Blockchain.com is hiring staff in the US, UK and Latin America despite mass crypto layoffs.
Coinbase is still hiring after axing almost a fifth of its workforce in June.
Kraken is looking for more than 500 new hires after some staff took voluntary redundancy.
Crypto firms including Blockchain.com, Kraken and Coinbase are still recruiting hundreds of new staff despite recent mass layoffs and a collapse in the value of most digital coins.

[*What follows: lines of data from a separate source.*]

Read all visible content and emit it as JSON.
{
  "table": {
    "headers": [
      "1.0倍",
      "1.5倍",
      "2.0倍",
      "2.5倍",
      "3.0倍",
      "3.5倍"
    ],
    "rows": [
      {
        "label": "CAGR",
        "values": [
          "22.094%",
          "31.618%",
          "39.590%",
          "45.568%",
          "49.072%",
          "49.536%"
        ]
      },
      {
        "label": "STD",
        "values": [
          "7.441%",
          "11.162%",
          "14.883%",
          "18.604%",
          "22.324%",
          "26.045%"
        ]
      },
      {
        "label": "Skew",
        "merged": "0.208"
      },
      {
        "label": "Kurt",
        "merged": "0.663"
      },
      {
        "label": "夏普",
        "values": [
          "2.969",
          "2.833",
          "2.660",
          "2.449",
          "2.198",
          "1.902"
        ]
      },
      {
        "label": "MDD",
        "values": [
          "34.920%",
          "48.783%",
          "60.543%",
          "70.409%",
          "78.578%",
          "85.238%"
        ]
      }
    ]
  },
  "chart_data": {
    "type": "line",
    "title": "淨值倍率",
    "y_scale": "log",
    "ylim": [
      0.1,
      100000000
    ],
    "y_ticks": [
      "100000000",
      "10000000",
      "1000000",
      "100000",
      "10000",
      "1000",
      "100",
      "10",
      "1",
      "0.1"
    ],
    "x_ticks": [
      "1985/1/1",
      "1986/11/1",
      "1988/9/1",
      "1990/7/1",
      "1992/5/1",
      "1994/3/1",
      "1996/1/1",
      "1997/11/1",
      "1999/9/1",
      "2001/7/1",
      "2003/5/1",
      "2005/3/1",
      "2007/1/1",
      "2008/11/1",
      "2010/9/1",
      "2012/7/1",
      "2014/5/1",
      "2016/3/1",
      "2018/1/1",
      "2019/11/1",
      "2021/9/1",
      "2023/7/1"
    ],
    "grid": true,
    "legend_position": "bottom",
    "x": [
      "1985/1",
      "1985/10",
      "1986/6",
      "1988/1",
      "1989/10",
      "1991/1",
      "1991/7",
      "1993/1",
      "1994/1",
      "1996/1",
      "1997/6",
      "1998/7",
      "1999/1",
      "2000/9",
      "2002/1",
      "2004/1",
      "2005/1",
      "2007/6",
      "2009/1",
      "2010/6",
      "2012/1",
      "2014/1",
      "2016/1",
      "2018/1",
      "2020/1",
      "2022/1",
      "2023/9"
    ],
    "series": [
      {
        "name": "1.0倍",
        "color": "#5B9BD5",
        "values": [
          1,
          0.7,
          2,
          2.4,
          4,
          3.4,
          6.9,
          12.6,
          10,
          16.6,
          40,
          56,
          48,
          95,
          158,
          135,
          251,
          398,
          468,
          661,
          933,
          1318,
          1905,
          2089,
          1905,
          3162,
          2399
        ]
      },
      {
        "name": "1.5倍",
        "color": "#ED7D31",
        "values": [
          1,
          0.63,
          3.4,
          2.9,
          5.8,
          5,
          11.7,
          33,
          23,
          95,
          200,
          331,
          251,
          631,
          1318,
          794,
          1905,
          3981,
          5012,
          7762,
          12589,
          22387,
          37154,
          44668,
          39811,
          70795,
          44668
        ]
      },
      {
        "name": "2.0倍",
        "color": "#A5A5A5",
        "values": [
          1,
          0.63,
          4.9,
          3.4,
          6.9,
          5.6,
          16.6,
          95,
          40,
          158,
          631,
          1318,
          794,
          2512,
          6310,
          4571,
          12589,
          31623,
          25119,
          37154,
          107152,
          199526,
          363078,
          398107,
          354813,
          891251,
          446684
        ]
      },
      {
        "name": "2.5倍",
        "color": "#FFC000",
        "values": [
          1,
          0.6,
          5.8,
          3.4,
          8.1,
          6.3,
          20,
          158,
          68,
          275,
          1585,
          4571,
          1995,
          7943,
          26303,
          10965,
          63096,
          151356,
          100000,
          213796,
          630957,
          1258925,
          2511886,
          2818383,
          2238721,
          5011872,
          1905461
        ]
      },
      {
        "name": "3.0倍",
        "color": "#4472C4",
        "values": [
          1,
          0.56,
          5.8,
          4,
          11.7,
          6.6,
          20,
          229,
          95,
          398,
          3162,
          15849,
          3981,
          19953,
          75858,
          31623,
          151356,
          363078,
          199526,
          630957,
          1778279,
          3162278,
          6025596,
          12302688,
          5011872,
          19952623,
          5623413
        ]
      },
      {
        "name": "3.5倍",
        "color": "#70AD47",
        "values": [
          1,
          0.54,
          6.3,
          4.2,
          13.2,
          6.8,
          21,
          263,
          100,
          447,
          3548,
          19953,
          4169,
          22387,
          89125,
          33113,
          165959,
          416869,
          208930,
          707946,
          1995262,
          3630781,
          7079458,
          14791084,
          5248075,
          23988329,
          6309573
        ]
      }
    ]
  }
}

Blockchain.com has 113 open roles and Coinbase is still making new hires. Crypto exchange Kraken also has more than 500 roles to fill during the remainder of the year, it said, after some staff left.
"We have not adjusted our hiring plan, and we do not intend to make any layoffs," a Kraken spokesperson told Insider.
Some staff decided to accept a voluntary redundancy offer, with less than 1% of Kraken's workforce saying they were leaving due to cultural misfit, the company said.
Coinbase said in June it was cutting 18% of its workforce and notified 1,100 employees by email. Gemini, Crypto.com and BlockFi also laid off hundreds of staff members last month.
About 340 jobs were posted in June on the website Crypto Jobs List, down from 554 roles in May.
The number of companies advertising roles on the site in June was about 30% lower than the previous month amid plunging values of cryptocurrencies like Bitcoin and Ethereum.
Bitcoin has lost more than 70% of its value compared to its November peak of nearly $70,000. It was trading below $20,000 on Saturday, according to CoinDesk data. Ethereum was close to $1,000, down from a high of almost $5,000 late last year.
"There is less noise for both companies and candidates," said Raman Shalupau, founder and chief executive of Crypto Jobs List. "Most companies without solid business models are being purged out of the market, and those that are still hiring are likely to stay in the industry for the long term."
Shalupau said the collapse in Bitcoin had made many companies highly cautious about hiring.
"I suspect we are still not at the bottom of the market yet. More companies might slow down hiring in the coming three to six months," he added.